Объясняя религию. Природа религиозного мышления - [100]
Обряды исполняют с определенной целью (получить защиту богов, превратить мальчиков в мужчин), но связь между предписанными действиями и результатом зачастую довольно туманна. Яванцы считают, что очищение реликвий и манипуляции с ними окажут благотворное воздействие, но это не объясняет связи. И потом, почему производить манипуляции нужно именно в таком порядке? Почему передавать их надо против часовой стрелки? Во многих обрядах нет никакого внятного объяснения тем или иным действиям. У непальских магаров никак не объясняется, почему новоиспеченный шаман должен кусать язык барана, а не куриную ногу. Если какие-то объяснения и есть, они чаще всего напоминают приведенные в первой главе – одна составляющая объясняется через другую, которая сама требует объяснения. Например, яванцы передают реликвии против часовой стрелки, поскольку в Индонезии считается, что это направление способствует концентрации, тогда как при движении по часовой стрелке она рассеивается. Но почему это именно так, нигде не поясняется.[114]
Мы часто говорим, что церемонии имеют значение для участвующих. Возможно, посредством ритуальных действий люди выражают или постигают некий важный смысл, что-то о себе, своих взаимоотношениях друг с другом и своей связи с богами и духами. Возможно, именно такую идейную основу подводят под свое участие в обрядах сами участвующие. Но много ли смысла в обрядах? Что значит кусать барана за язык или позволить некому субъекту зловещего вида изобразить убийство ваших детей? Какую информацию мы из этого извлекаем? Почти никакой. Если спросить людей, что они постигли или выразили при участии в данных обрядах, вопрос покажется им странным. Те или иные обряды существуют в большинстве человеческих обществ, но нет внятного объяснения, зачем их нужно проводить и тем более, почему именно в таком, предписанном, виде. (Даже в тех местах, где толкования богословов имеются – хорошим примером в данном случае послужит индуистский обряд, – большинство людей этим трактовкам значения не придают, их больше интересует точность исполнения.)

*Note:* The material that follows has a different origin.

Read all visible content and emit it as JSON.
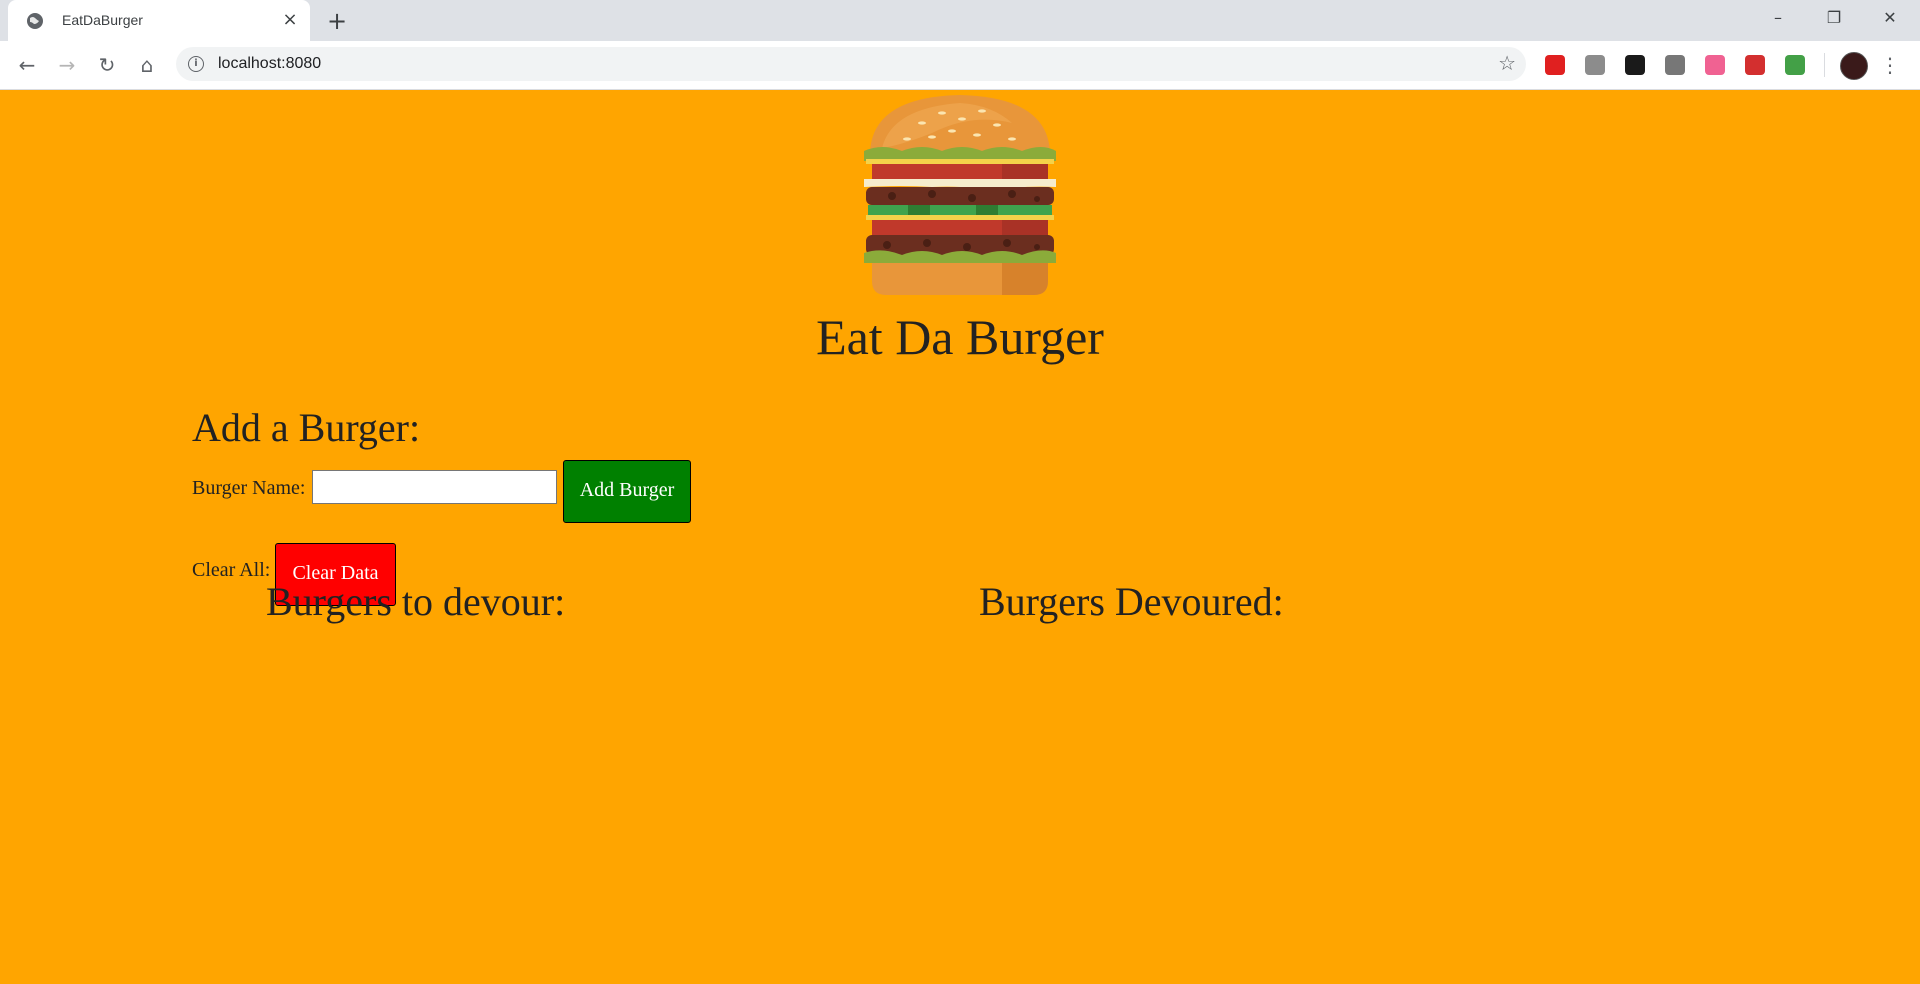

Гораздо вернее будет рассматривать все мероприятие как нацеленное на сокращение объема передаваемой информации. Антрополог Морис Блох отмечал, что ритуальный язык в большинстве своем либо архаичен и поэтому утратил четкий смысл, либо шаблонен, поэтому участники вынуждены повторять те же слова, что и в предыдущих исполнениях. Если добавить к этому строгую регламентацию действий и отсутствие видимой связи между ними и предполагаемым результатом, обряд превращается в событие, несущее гораздо меньше смысла, чем другие ситуации социального взаимодействия. Да, под происходящее, как почти под любой человеческий поступок, можно подводить самую разную базу. Но это в основном свободные домыслы, а далеко не объяснения. С любым ритуальным действием можно ассоциировать какие угодно понятия и все равно не выявить ясной причины, почему надо совершать именно это, а не что-то еще. Вот почему трактовки обрядов самими представителями той или иной культуры, как правило, расплывчаты, оставляют вопросы, полны загадок и очень субъективны.[115]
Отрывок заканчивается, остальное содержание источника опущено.